1.1. …Dès lors, comment créer une présence à distance ?
Pour accompagner l’apprentissage de nos élèves, il convient de repenser les lieux et les temps d’apprentissage. En effet, au cours d’une séance à distance, l’élève et l’enseignant sont distants géographiquement, mais proche en même temps par le biais d’une communication médiatisée [3]. Au préalable, il convient donc de définir un cadre de travail pour planifier les activités à travers un emploi du temps, puis de recenser les outils utilisés et connus des élèves pour favoriser les échanges et l’entraide entre pairs. Aussi, en tant qu’enseignant, il est nécessaire de se dégager des moments pour communiquer régulièrement avec l’élève et répondre à ses interrogations. C’est ce fil de discussion qui nous permet de maintenir l’engagement de l’élève grâce à des messages et/ou des appels réguliers pour le rassurer, l’accompagner et répondre à ses inquiétudes. Par exemple, au travers la mise en place d’un espace numérisée pour introduire une part de coopération pour apprendre avec et par les autres et permettre la création d’une communauté d’apprenant.
1.2. La scénarisation de notre séance
Pour donner du sens aux apprentissages de l’élève, accroître sa motivation et son engagement dans l’activité, l’enseignant propose un scénario pédagogique qui s’articule autour de plusieurs temps.
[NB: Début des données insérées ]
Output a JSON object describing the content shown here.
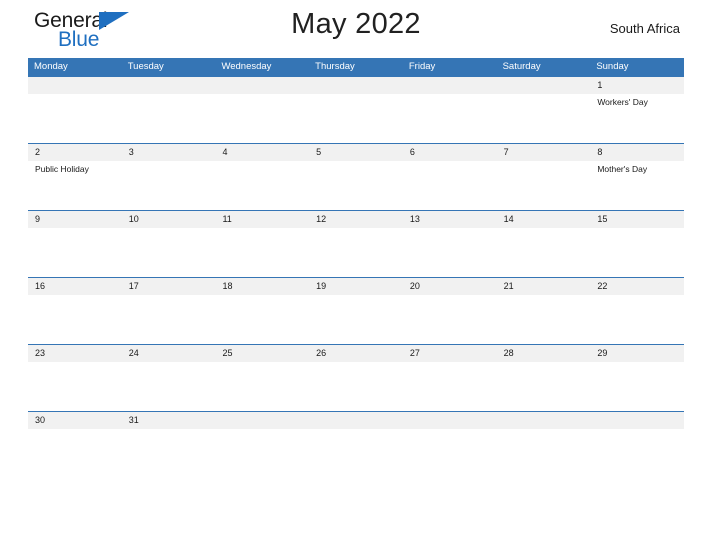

Tout d’abord, il proposera des objectifs d’apprentissage en lien avec la compétence visée par le référentiel, puis déterminera ensuite les modalités de régulation et d’évaluation de l’élève. C’est cette scénarisation successive des activités qui permet de repenser les temps d’apprentissage, de détailler les différentes étapes et de redéfinir les temps prévus pour chaque tâche, tout en repensant les interactions au sein du groupe. Elle permet donc de structurer et d’organiser les activités d’apprentissage autour d’objectifs et de formaliser l’intervention de l’enseignant de façon plus précise [4].
1.3. Favoriser l’enseignement explicite
En effet, l’enseignant doit rendre visible ses intentions pédagogiques notamment via la vérification de la compréhension de l’activité par l’élève. Cet enseignement explicite est un levier efficace pour nos élèves de LP aussi bien pour les enseignements à distance qu’en présentiel. Il permet donc de favoriser le développement de compétences sans créer de surcharge cognitive chez l’élève. Ainsi, en transmettant des consignes ciblées et claires au travers d’audio et/ou des vidéos, l’enseignant tend à rendre explicite ce qui ne l’était peut-être pas. De ce fait, pour chaque étape, il va proposer à l’élève des éléments de cadrage avec des exemples autocorrectifs.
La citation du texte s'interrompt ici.